Now is a critical moment in the evolution of the European social economy. Will it be able to take its rightful place at the front and center of European development? Will it be embraced, celebrated, and cultivated by the EU as part of the path forward for the continent to transition to a more socially just and environmentally sustainable society? One factor in whether that happens is the extent to which the social economy comes forward in a more powerful and unified voice about the importance of impact evidence.
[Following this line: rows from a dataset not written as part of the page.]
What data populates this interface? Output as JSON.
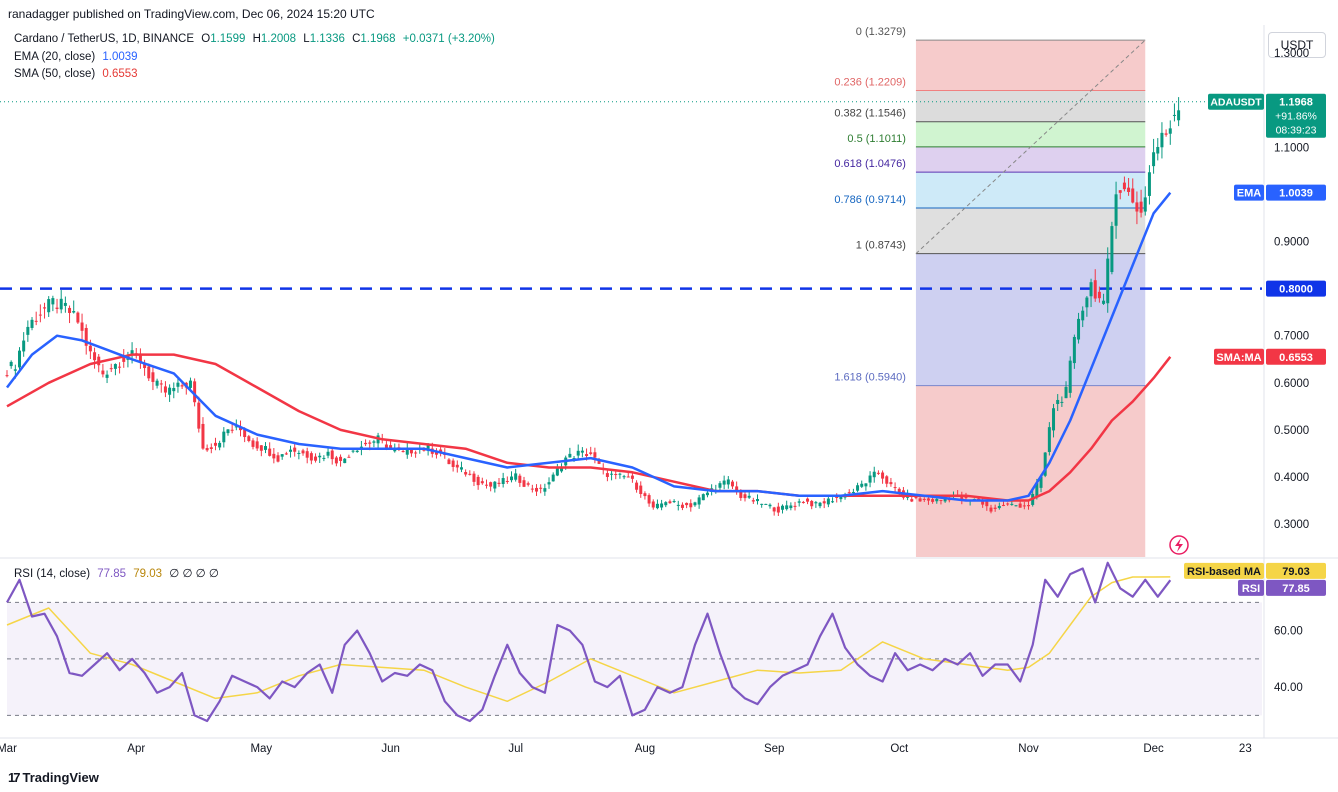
{
  "header": {
    "publisher": "ranadagger published on TradingView.com, Dec 06, 2024 15:20 UTC"
  },
  "legend": {
    "symbol": "Cardano / TetherUS, 1D, BINANCE",
    "open_label": "O",
    "open": "1.1599",
    "high_label": "H",
    "high": "1.2008",
    "low_label": "L",
    "low": "1.1336",
    "close_label": "C",
    "close": "1.1968",
    "change": "+0.0371 (+3.20%)",
    "ema_label": "EMA (20, close)",
    "ema_value": "1.0039",
    "sma_label": "SMA (50, close)",
    "sma_value": "0.6553",
    "rsi_label": "RSI (14, close)",
    "rsi_value": "77.85",
    "rsi_ma_value": "79.03",
    "rsi_extras": "∅ ∅ ∅ ∅"
  },
  "currency_button": "USDT",
  "footer": {
    "brand": "TradingView",
    "logo_mark": "17"
  },
  "colors": {
    "up": "#089981",
    "down": "#f23645",
    "ema": "#2962ff",
    "sma": "#f23645",
    "rsi": "#7e57c2",
    "rsi_ma": "#f5d547",
    "support": "#1034e8"
  },
  "chart_data": [
    {
      "type": "candlestick",
      "title": "Cardano / TetherUS, 1D, BINANCE",
      "ylim": [
        0.23,
        1.36
      ],
      "y_ticks": [
        1.3,
        1.1,
        1.0,
        0.9,
        0.7,
        0.6,
        0.5,
        0.4,
        0.3
      ],
      "y_tick_labels": [
        "1.3000",
        "1.1000",
        "1.0000",
        "0.9000",
        "0.7000",
        "0.6000",
        "0.5000",
        "0.4000",
        "0.3000"
      ],
      "x_ticks": [
        {
          "label": "Mar",
          "day": 0
        },
        {
          "label": "Apr",
          "day": 31
        },
        {
          "label": "May",
          "day": 61
        },
        {
          "label": "Jun",
          "day": 92
        },
        {
          "label": "Jul",
          "day": 122
        },
        {
          "label": "Aug",
          "day": 153
        },
        {
          "label": "Sep",
          "day": 184
        },
        {
          "label": "Oct",
          "day": 214
        },
        {
          "label": "Nov",
          "day": 245
        },
        {
          "label": "Dec",
          "day": 275
        },
        {
          "label": "23",
          "day": 297
        }
      ],
      "price_series": {
        "days": [
          0,
          3,
          6,
          9,
          12,
          15,
          18,
          21,
          24,
          27,
          30,
          33,
          36,
          39,
          42,
          45,
          48,
          51,
          54,
          57,
          60,
          63,
          66,
          69,
          72,
          75,
          78,
          81,
          84,
          87,
          90,
          93,
          96,
          99,
          102,
          105,
          108,
          111,
          114,
          117,
          120,
          123,
          126,
          129,
          132,
          135,
          138,
          141,
          144,
          147,
          150,
          153,
          156,
          159,
          162,
          165,
          168,
          171,
          174,
          177,
          180,
          183,
          186,
          189,
          192,
          195,
          198,
          201,
          204,
          207,
          210,
          213,
          216,
          219,
          222,
          225,
          228,
          231,
          234,
          237,
          240,
          243,
          246,
          249,
          252,
          255,
          258,
          261,
          264,
          267,
          270,
          273,
          276,
          279
        ],
        "closes": [
          0.64,
          0.72,
          0.75,
          0.77,
          0.76,
          0.73,
          0.66,
          0.62,
          0.64,
          0.66,
          0.65,
          0.6,
          0.58,
          0.59,
          0.6,
          0.46,
          0.47,
          0.5,
          0.5,
          0.47,
          0.46,
          0.44,
          0.46,
          0.45,
          0.44,
          0.45,
          0.43,
          0.46,
          0.47,
          0.48,
          0.46,
          0.45,
          0.46,
          0.46,
          0.45,
          0.42,
          0.41,
          0.39,
          0.38,
          0.39,
          0.4,
          0.38,
          0.37,
          0.4,
          0.44,
          0.45,
          0.45,
          0.41,
          0.4,
          0.4,
          0.37,
          0.33,
          0.35,
          0.34,
          0.34,
          0.36,
          0.38,
          0.39,
          0.36,
          0.35,
          0.34,
          0.33,
          0.34,
          0.35,
          0.34,
          0.35,
          0.36,
          0.37,
          0.39,
          0.41,
          0.38,
          0.36,
          0.35,
          0.35,
          0.35,
          0.36,
          0.35,
          0.35,
          0.33,
          0.34,
          0.34,
          0.34,
          0.4,
          0.55,
          0.58,
          0.74,
          0.81,
          0.76,
          1.02,
          1.0,
          0.96,
          1.09,
          1.13,
          1.197
        ]
      },
      "ema_20": {
        "days": [
          0,
          6,
          12,
          18,
          24,
          30,
          40,
          50,
          60,
          70,
          80,
          90,
          100,
          110,
          120,
          130,
          140,
          150,
          160,
          170,
          180,
          190,
          200,
          210,
          220,
          230,
          240,
          245,
          250,
          255,
          260,
          265,
          270,
          275,
          279
        ],
        "values": [
          0.59,
          0.66,
          0.7,
          0.69,
          0.67,
          0.65,
          0.62,
          0.53,
          0.49,
          0.47,
          0.46,
          0.46,
          0.46,
          0.44,
          0.42,
          0.43,
          0.44,
          0.42,
          0.38,
          0.37,
          0.37,
          0.36,
          0.36,
          0.37,
          0.36,
          0.35,
          0.35,
          0.36,
          0.43,
          0.52,
          0.63,
          0.74,
          0.85,
          0.96,
          1.0039
        ]
      },
      "sma_50": {
        "days": [
          0,
          10,
          20,
          30,
          40,
          50,
          60,
          70,
          80,
          90,
          100,
          110,
          120,
          130,
          140,
          150,
          160,
          170,
          180,
          190,
          200,
          210,
          220,
          230,
          240,
          245,
          250,
          255,
          260,
          265,
          270,
          275,
          279
        ],
        "values": [
          0.55,
          0.6,
          0.64,
          0.66,
          0.66,
          0.64,
          0.59,
          0.54,
          0.5,
          0.48,
          0.47,
          0.46,
          0.43,
          0.42,
          0.42,
          0.41,
          0.39,
          0.37,
          0.37,
          0.36,
          0.36,
          0.36,
          0.36,
          0.36,
          0.35,
          0.35,
          0.37,
          0.41,
          0.46,
          0.52,
          0.56,
          0.61,
          0.6553
        ]
      },
      "horizontal_level": {
        "value": 0.8,
        "label": "0.8000"
      },
      "fibonacci": {
        "start_day": 218,
        "end_day": 273,
        "levels": [
          {
            "ratio": "0",
            "price": 1.3279,
            "label": "0 (1.3279)"
          },
          {
            "ratio": "0.236",
            "price": 1.2209,
            "label": "0.236 (1.2209)"
          },
          {
            "ratio": "0.382",
            "price": 1.1546,
            "label": "0.382 (1.1546)"
          },
          {
            "ratio": "0.5",
            "price": 1.1011,
            "label": "0.5 (1.1011)"
          },
          {
            "ratio": "0.618",
            "price": 1.0476,
            "label": "0.618 (1.0476)"
          },
          {
            "ratio": "0.786",
            "price": 0.9714,
            "label": "0.786 (0.9714)"
          },
          {
            "ratio": "1",
            "price": 0.8743,
            "label": "1 (0.8743)"
          },
          {
            "ratio": "1.618",
            "price": 0.594,
            "label": "1.618 (0.5940)"
          }
        ]
      },
      "price_labels": {
        "symbol": "ADAUSDT",
        "price": "1.1968",
        "pct": "+91.86%",
        "countdown": "08:39:23",
        "ema_tag": "EMA",
        "ema_value": "1.0039",
        "sma_tag": "SMA:MA",
        "sma_value": "0.6553",
        "level_value": "0.8000"
      }
    },
    {
      "type": "line",
      "title": "RSI (14, close)",
      "ylim": [
        22,
        85
      ],
      "y_ticks": [
        60,
        40
      ],
      "y_tick_labels": [
        "60.00",
        "40.00"
      ],
      "bands": {
        "upper": 70,
        "middle": 50,
        "lower": 30
      },
      "rsi": {
        "days": [
          0,
          3,
          6,
          9,
          12,
          15,
          18,
          21,
          24,
          27,
          30,
          33,
          36,
          39,
          42,
          45,
          48,
          51,
          54,
          57,
          60,
          63,
          66,
          69,
          72,
          75,
          78,
          81,
          84,
          87,
          90,
          93,
          96,
          99,
          102,
          105,
          108,
          111,
          114,
          117,
          120,
          123,
          126,
          129,
          132,
          135,
          138,
          141,
          144,
          147,
          150,
          153,
          156,
          159,
          162,
          165,
          168,
          171,
          174,
          177,
          180,
          183,
          186,
          189,
          192,
          195,
          198,
          201,
          204,
          207,
          210,
          213,
          216,
          219,
          222,
          225,
          228,
          231,
          234,
          237,
          240,
          243,
          246,
          249,
          252,
          255,
          258,
          261,
          264,
          267,
          270,
          273,
          276,
          279
        ],
        "values": [
          70,
          78,
          65,
          66,
          58,
          45,
          44,
          48,
          52,
          46,
          50,
          45,
          38,
          40,
          45,
          30,
          28,
          35,
          44,
          42,
          40,
          36,
          42,
          40,
          45,
          48,
          38,
          55,
          60,
          52,
          42,
          45,
          44,
          48,
          46,
          35,
          30,
          28,
          32,
          44,
          55,
          45,
          40,
          38,
          62,
          60,
          55,
          42,
          40,
          44,
          30,
          32,
          40,
          38,
          40,
          55,
          66,
          52,
          40,
          36,
          34,
          40,
          44,
          46,
          48,
          58,
          66,
          54,
          48,
          44,
          42,
          52,
          46,
          48,
          46,
          50,
          48,
          52,
          44,
          48,
          48,
          42,
          55,
          78,
          72,
          80,
          82,
          70,
          84,
          75,
          72,
          78,
          72,
          77.85
        ]
      },
      "rsi_ma": {
        "days": [
          0,
          10,
          20,
          30,
          40,
          50,
          60,
          70,
          80,
          90,
          100,
          110,
          120,
          130,
          140,
          150,
          160,
          170,
          180,
          190,
          200,
          210,
          220,
          230,
          240,
          245,
          250,
          255,
          260,
          265,
          270,
          275,
          279
        ],
        "values": [
          62,
          68,
          52,
          48,
          42,
          36,
          38,
          44,
          48,
          47,
          46,
          40,
          35,
          42,
          50,
          44,
          38,
          42,
          46,
          45,
          46,
          56,
          50,
          48,
          46,
          47,
          52,
          62,
          72,
          77,
          79,
          79,
          79.03
        ]
      },
      "labels": {
        "ma_tag": "RSI-based MA",
        "ma_value": "79.03",
        "rsi_tag": "RSI",
        "rsi_value": "77.85"
      }
    }
  ]
}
Until now, social economy organizations have failed to adequately communicate why impact measurement is important. They have had a narrow focus on impact measurement as a fundraising and compliance tool rather than as a transformative learning opportunity. One of the ways to catalyze a change is to implement the ideas at the EU-level that we outlined earlier. But for change to happen it also needs to be driven from within the social sector by champions and trailblazers.

In our work with foundations, nonprofit organizations, and social enterprises we have seen that many people are taking this challenge seriously. But in their watercooler moments social sector leaders share their doubts with one another about whether that transformation can actually happen, and wonder if social impact measurement will instead remain a painful imposition made by funders which doesn’t help their organizations feed more mouths, house more people, or develop more sustainable solutions.

It’s time for the social sector to have a grown-up discussion and dialogue about this dilemma. We need to lead with real examples of how impact data and measurement can be transformative. The easy part is developing a new standard or framework. The hard part is getting the buy-in of the sector from the bottom-up and including all voices, especially those with the greatest needs who often are the least represented.